Polska ma kłopot. UEFA nigdy tego nie przyzna

Getty Images / Kibice podczas Superpucharu Europy na Stadionie Narodowym w Warszawie
Getty Images / Kibice podczas Superpucharu Europy na Stadionie Narodowym w Warszawie

Polska stała się ulubienicą piłkarskich władz. W żadnym innym kraju w ostatnich 12 latach nie odbyło się tyle najważniejszych meczów i imprez co nad Wisłą. Do kompletu brakuje jedynie finału Ligi Mistrzów i mundialu. Jest tylko jeden problem.

W tym artykule dowiesz się o:

Po cywilizacyjnym skoku, istnym locie na księżyc, jakim było Euro 2012, pod względem infrastruktury stadionowej Polska jest w ścisłej europejskiej czołówce. Powszechnością nowoczesnych obiektów ustępujemy w zasadzie tylko Anglii i Niemcom.

Mamy dziś aż 20 obiektów wzniesionych po 2010 roku, a kończone są następne w Katowicach, Płocku, Radomiu i Zabrzu. Gruntownie przebudowane zostały stadiony Śląski i Miejski w Krakowie, z którego korzysta Wisła. Od kameralnych, ale w pełni funkcjonalnych z najwyższą kategorią UEFAa 10-tysięczników po reprezentacyjny Narodowy.

UEFA i FIFA to doceniają, bo po Euro 2012 rozegrano w Polsce młodzieżowe mistrzostwa Europy (2017) i świata (2019), finały Ligi Europy (2015, 2021), w środę gościliśmy mecz o Superpuchar Europy, w maju przyszłego roku we Wrocławiu odbędzie się finał Ligi Konferencji Europy. Będziemy też gospodarzem młodzieżowych ME (2025) i MŚ (2026) kobiet, a staramy się też o Euro seniorek (2029).

ZOBACZ WIDEO: #dziejesiewsporcie: Można oglądać bez końca. Bramka stadiony świata

Sprawdzamy się w roli organizatora, bo w branym pod uwagę okresie (2012-2025) żaden inny kraj nie był gospodarzem tylu najważniejszych meczów i imprez co Polska. Środowy Superpuchar Europy Real - Atalanta (2:0) potwierdził, że stajemy na wysokości zadania. Problem w tym, że dobiliśmy do sufitu.

W Europie do zorganizowania pozostał nam jedynie finał Ligi Mistrzów, którego UEFA... nigdy nam nie przyzna. Powód jest prosty: takie mecze Komitet Wykonawczy UEFA organizuje na stadionach z pojemnością co najmniej 60 tysięcy. - Nie jest to zawarte w żadnych przepisach UEFA, ale takie są wewnętrzne wytyczne, rekomendacje w UEFA - słyszymy w PZPN.

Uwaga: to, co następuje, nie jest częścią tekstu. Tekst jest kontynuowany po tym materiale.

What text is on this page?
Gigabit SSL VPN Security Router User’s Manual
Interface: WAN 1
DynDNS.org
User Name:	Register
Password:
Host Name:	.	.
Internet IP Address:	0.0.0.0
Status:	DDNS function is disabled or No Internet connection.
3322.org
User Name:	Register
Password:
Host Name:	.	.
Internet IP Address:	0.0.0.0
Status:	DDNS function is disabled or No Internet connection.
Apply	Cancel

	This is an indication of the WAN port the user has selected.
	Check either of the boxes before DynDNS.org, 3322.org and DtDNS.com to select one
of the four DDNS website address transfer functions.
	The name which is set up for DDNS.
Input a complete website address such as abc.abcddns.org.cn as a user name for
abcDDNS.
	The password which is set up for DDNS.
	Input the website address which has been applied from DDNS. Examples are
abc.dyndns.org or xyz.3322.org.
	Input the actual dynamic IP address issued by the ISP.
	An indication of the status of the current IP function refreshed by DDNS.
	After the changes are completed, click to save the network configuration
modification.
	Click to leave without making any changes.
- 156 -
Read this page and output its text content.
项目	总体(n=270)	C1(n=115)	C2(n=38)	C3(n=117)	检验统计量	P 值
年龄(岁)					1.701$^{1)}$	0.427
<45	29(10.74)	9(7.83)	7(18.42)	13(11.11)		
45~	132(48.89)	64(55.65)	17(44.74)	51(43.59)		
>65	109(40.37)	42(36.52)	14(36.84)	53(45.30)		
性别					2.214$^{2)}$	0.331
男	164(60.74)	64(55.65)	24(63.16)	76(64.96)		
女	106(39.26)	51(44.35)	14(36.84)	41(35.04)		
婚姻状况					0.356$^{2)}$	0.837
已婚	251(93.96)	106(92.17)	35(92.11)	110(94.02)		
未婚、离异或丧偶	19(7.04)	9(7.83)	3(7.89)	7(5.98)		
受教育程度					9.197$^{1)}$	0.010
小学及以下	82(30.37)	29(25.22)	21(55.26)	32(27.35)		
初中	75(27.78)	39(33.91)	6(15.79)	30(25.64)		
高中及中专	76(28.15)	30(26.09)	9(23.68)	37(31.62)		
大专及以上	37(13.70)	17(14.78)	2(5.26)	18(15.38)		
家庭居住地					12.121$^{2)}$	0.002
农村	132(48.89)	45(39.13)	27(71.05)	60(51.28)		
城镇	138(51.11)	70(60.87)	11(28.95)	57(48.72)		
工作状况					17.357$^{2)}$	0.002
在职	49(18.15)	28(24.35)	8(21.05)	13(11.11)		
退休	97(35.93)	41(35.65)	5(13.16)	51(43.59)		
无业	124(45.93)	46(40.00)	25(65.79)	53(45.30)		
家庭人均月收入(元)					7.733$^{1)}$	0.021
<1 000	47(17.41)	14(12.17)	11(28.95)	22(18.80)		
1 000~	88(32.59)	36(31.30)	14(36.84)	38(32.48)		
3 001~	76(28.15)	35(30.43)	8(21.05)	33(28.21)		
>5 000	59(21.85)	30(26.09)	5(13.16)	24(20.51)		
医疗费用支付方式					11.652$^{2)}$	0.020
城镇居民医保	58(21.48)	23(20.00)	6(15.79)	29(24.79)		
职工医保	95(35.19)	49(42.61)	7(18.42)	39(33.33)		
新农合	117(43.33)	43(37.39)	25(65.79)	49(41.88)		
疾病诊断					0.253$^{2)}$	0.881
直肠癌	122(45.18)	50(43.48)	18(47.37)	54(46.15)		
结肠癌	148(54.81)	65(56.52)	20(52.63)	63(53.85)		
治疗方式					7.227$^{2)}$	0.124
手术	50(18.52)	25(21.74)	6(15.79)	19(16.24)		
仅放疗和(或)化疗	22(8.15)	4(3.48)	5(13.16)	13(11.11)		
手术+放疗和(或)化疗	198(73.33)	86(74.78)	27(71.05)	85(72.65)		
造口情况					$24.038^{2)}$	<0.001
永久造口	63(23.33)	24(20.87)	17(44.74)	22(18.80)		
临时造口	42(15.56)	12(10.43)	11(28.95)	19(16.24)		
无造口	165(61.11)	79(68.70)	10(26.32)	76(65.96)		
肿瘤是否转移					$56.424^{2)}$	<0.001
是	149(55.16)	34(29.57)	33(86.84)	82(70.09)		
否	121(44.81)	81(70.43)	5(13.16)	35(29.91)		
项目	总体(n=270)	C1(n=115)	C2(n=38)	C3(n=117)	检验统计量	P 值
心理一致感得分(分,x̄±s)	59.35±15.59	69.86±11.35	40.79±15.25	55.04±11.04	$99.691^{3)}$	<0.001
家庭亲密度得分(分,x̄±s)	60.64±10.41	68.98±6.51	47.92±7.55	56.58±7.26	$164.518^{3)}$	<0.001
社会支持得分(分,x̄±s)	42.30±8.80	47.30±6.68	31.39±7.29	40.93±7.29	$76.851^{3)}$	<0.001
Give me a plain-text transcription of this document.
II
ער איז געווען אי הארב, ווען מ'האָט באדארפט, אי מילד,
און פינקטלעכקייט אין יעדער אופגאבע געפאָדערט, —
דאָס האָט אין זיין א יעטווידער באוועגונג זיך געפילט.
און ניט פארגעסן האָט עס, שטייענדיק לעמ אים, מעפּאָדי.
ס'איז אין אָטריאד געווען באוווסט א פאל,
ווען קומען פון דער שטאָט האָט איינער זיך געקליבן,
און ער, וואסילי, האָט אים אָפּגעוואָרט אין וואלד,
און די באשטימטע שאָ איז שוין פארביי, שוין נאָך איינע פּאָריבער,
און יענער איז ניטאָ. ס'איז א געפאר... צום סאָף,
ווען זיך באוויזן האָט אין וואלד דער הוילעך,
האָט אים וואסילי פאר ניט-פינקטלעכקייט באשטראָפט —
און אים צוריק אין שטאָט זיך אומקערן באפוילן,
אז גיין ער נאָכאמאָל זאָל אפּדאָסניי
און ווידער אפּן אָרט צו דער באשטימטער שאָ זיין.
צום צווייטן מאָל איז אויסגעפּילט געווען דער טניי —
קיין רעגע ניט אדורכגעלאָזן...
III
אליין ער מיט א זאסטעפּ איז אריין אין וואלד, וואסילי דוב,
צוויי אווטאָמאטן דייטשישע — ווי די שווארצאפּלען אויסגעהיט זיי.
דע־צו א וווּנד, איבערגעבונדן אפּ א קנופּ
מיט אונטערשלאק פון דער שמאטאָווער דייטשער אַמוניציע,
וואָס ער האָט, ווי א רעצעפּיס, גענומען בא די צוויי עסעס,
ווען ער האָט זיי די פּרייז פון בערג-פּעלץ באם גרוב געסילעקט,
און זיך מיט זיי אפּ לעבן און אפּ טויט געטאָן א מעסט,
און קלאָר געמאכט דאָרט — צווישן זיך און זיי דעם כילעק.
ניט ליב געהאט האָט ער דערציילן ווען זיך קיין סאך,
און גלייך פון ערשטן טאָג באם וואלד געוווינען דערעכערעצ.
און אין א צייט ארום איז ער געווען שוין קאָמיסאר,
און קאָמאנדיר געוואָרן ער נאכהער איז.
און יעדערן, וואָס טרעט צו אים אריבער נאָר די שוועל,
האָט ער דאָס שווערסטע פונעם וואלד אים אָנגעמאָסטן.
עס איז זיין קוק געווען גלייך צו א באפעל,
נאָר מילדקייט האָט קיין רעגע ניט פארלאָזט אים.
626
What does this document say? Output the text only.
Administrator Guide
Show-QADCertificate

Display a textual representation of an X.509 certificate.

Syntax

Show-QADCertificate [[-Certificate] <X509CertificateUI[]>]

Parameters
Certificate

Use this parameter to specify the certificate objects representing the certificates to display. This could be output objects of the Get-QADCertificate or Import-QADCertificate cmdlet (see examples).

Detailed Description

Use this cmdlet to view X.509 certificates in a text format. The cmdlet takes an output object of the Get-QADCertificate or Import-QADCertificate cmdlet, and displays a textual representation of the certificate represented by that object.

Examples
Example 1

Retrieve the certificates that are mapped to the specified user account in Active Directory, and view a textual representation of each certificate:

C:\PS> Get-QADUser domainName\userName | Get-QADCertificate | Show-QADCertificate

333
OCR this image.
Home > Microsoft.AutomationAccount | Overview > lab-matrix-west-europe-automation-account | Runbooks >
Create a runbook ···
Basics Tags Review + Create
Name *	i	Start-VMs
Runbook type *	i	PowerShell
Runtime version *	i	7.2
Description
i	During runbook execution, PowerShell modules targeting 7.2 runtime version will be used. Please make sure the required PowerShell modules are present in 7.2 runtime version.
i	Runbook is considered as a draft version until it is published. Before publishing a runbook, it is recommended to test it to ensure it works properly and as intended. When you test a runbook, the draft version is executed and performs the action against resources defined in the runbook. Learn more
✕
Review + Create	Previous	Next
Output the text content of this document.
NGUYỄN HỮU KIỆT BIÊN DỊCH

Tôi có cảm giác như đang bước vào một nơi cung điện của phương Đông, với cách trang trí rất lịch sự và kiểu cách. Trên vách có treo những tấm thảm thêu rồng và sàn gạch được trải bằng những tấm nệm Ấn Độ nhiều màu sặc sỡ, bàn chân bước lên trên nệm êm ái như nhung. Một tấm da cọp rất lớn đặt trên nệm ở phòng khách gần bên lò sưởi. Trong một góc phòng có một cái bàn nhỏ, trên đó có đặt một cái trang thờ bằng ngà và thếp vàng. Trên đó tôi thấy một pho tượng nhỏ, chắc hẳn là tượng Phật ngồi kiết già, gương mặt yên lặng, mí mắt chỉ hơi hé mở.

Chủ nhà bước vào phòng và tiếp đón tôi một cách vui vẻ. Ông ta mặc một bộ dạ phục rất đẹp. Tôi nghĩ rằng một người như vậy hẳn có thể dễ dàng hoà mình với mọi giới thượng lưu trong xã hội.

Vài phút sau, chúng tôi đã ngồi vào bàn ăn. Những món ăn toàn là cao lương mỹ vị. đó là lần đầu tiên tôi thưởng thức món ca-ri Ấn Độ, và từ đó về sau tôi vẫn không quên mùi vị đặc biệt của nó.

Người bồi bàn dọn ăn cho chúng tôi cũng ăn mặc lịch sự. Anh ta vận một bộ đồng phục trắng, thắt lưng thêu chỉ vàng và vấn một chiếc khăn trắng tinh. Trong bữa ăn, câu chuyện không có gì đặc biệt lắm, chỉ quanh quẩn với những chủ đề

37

Tę niepisaną zasadę wprowadził w 2006 roku Michel Platini, a jego następcy od niej nie odstąpili. Wyjątkiem był tylko finał "pandemicznej" edycji 2020/21, który zawitał na Estadio do Dragao w Porto. Obiekt może pomieścić niespełna 51 tys. widzów, ale trybuny - ze względu na restrykcje - i tak zostały zapełnione tylko w 27 proc.

Stadion Narodowy podczas meczu o Superpuchar Europy / fot. GettyImages
Stadion Narodowy podczas meczu o Superpuchar Europy / fot. GettyImages

Ile brakuje Polsce do tego, by gościć finał Champions League? Ledwie półtora tysiąca krzesełek. Stadion Narodowy w Warszawie spełnia bowiem wszystkie najwyższe kryteria UEFA poza pojemnością, która wynosi 58 580. Co ciekawe, budowę stołecznego obiektu rozpoczęto w 2008 roku, kiedy było już wiadomo, że do goszczenia finału Ligi Mistrzów niezbędny jest 60-tysięcznik.

Finały kolejnych edycji Ligi Mistrzów są już rozdane i odbędą się na Allianz Arenie w Monachium (75 tys.), Puskas Arenie w Budapeszcie (67 tys.) i San Siro w Mediolanie (80 tys.). Z biegiem lat kryteria mogą być jeszcze mocniej wyśrubowane, a lista spełniających jest stadionów jest długa.

Wymagania FIFA w sprawie organizacji seniorskiego mundialu są jeszcze wyższe. Odpadamy już w przedbiegach, bo wszystkie obiekty MŚ muszą mieć pojemność co najmniej 40 tys., a takich mamy w Polsce raptem pięć: Narodowy, Śląski, w Gdańsku, Poznaniu i Wrocławiu. Za mało, by gościć turniej z udziałem 48 drużyn. Nie mówiąc o tym, że na mecze otwarcia i fazy finałowej FIFA - co do zasady - szuka co najmniej 60-tysięczników.